Est-ce la raison pour laquelle ces tableaux sont si séduisants et troublent l'incertitude cognitive qu'ils produisent? L'espace indéterminé qu'ils créent semble accueillir une gamme de lectures, naïves et cyniques, de sorte que notre réponse à eux nous expose. Les ténèbres de ces peintures, leurs noms dissonants, évoquent des commentaires sociaux cachés, mais les téléspectateurs qui ne recherchent pas ce qui se trouve au-delà de ce miroir satirique se rendront compte qu'ils sont devenus sa première victime. Lors de son exposition à la galerie Chisenhale, l'artiste a été interviewée par les élèves d'une école primaire locale; elle a donné la réponse suivante à la question: «Pourquoi ne peignez-vous que des gens?

"Je trouve les gens vraiment amusants parce que vous pouvez tout faire avec eux: les peindre dans leurs chaussettes, les faire danser ou simplement les faire se détendre au bord de la mer."

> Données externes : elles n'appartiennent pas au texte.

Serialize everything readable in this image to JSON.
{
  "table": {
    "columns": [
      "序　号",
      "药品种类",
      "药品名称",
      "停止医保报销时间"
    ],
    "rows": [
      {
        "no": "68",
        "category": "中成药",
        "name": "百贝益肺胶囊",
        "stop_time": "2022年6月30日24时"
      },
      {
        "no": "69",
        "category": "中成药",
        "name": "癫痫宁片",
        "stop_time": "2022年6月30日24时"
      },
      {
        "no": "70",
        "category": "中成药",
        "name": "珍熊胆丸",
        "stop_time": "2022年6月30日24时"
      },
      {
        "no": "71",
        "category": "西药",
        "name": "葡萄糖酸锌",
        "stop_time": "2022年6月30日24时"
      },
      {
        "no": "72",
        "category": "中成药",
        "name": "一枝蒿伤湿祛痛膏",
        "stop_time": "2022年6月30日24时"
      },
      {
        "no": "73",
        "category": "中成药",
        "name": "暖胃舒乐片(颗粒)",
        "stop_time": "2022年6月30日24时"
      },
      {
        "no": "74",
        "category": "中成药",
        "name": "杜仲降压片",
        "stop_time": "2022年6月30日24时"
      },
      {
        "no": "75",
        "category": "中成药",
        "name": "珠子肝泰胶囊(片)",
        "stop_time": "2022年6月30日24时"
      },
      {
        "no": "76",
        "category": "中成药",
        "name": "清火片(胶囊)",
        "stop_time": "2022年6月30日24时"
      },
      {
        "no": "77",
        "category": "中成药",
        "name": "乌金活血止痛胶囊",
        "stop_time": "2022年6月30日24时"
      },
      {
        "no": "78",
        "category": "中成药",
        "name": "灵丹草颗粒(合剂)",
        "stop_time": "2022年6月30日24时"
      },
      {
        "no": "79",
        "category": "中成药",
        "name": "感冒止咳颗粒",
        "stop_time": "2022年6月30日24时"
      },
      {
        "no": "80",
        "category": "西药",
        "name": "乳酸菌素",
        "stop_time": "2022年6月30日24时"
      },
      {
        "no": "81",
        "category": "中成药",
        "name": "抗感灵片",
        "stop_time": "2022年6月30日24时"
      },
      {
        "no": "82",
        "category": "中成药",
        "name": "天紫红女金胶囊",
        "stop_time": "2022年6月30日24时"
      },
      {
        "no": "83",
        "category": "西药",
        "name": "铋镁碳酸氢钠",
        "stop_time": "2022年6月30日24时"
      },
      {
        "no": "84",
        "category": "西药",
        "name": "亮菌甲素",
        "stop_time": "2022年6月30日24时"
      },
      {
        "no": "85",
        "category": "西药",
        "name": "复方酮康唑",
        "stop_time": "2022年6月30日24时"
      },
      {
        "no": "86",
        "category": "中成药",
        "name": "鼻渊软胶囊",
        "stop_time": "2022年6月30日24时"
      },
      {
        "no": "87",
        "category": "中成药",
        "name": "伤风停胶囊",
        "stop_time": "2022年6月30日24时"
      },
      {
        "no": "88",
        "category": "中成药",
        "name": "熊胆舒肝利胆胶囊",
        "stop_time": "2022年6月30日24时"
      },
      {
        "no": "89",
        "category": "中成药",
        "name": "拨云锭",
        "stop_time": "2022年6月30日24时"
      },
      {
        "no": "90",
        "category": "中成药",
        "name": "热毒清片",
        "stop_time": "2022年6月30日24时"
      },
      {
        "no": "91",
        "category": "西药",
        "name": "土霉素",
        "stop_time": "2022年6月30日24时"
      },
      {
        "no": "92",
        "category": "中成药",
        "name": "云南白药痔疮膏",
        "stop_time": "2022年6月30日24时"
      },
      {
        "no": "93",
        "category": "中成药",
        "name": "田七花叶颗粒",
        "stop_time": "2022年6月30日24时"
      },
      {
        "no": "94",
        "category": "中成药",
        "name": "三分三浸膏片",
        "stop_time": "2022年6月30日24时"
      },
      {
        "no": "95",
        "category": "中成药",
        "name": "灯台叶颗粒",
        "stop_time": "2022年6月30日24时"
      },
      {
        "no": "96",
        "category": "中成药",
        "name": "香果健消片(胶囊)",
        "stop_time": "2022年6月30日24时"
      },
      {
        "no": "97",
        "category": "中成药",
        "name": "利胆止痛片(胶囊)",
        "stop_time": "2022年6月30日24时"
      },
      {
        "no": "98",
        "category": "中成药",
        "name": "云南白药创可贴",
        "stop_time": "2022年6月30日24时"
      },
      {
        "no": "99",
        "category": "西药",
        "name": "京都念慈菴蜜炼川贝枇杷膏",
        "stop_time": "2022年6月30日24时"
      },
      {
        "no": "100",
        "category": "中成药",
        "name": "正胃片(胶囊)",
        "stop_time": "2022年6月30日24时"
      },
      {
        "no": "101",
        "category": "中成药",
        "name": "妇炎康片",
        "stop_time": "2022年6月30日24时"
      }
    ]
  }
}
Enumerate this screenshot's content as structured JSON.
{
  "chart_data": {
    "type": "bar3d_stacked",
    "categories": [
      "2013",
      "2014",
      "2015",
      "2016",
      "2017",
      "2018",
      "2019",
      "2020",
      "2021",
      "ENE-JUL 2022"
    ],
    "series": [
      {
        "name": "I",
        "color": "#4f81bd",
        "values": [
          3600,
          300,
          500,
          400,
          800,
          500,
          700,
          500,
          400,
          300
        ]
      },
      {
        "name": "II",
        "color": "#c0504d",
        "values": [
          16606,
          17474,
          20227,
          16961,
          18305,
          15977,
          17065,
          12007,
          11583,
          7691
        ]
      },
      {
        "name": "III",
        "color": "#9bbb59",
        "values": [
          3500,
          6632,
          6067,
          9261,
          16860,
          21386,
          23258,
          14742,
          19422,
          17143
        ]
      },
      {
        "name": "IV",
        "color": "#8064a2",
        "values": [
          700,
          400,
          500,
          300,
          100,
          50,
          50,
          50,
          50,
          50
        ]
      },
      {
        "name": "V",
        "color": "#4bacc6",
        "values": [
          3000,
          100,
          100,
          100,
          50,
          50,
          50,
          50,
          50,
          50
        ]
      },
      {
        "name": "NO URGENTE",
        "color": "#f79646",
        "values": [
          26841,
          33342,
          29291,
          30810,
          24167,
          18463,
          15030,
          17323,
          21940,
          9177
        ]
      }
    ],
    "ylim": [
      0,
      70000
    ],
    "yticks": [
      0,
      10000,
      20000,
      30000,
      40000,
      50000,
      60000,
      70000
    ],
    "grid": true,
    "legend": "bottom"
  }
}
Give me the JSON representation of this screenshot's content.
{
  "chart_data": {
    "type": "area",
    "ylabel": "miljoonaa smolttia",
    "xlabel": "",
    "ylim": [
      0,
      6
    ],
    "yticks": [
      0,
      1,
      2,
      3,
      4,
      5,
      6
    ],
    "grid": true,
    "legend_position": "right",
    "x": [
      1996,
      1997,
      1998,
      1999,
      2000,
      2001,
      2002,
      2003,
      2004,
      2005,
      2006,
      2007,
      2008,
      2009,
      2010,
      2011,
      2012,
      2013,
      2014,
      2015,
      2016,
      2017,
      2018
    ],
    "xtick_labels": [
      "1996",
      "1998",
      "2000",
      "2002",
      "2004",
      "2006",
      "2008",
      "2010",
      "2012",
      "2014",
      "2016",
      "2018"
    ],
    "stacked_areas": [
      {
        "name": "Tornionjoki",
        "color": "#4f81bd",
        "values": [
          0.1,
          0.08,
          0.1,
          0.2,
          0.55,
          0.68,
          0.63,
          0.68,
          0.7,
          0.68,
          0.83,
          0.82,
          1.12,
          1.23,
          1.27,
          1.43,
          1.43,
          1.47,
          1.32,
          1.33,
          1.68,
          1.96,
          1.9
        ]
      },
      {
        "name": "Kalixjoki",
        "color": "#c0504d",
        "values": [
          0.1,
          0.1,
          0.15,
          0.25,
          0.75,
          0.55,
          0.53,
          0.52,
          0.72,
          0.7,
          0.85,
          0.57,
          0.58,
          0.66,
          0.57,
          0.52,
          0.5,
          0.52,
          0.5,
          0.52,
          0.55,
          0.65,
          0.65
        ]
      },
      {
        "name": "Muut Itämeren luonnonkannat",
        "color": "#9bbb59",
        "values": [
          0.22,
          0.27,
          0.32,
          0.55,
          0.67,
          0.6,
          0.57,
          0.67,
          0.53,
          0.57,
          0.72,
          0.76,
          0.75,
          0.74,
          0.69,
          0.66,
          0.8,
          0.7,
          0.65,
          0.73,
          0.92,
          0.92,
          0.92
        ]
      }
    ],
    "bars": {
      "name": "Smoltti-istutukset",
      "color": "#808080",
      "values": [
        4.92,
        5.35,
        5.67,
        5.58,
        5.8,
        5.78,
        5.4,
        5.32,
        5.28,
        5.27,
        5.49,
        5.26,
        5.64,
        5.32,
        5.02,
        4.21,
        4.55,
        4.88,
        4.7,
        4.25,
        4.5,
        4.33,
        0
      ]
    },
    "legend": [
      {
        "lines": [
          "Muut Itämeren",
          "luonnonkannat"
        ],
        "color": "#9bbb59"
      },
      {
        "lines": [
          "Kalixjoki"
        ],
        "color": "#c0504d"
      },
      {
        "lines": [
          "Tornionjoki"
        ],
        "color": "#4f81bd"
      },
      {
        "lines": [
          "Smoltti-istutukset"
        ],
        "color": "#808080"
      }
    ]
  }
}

Cette réponse remet en question le désir de surdéterminer le sens de ces peintures, dont l'attention - aux effets presque insondables des corps uniques, aux relations presque illisibles entre plusieurs corps - recommande un regard qui voit dans l'art le reflet de nos besoins. Ces spéculations sont, nécessairement, aussi peu concluantes que ce qui est ressenti devant ces œuvres d'art et volé de la galerie dans le reste du monde. Si ces incertitudes sont le véritable travail de ces tableaux, notre tâche doit être d'apprendre à vivre avec eux.

Par Orlando Reade

Orlando Reade étudie actuellement pour un doctorat sur la poésie moderne précoce et le colonialisme à l'Université de Princeton.

Publié à l'origine dans Contemporary And: A Platform For International Art from African Perspectives.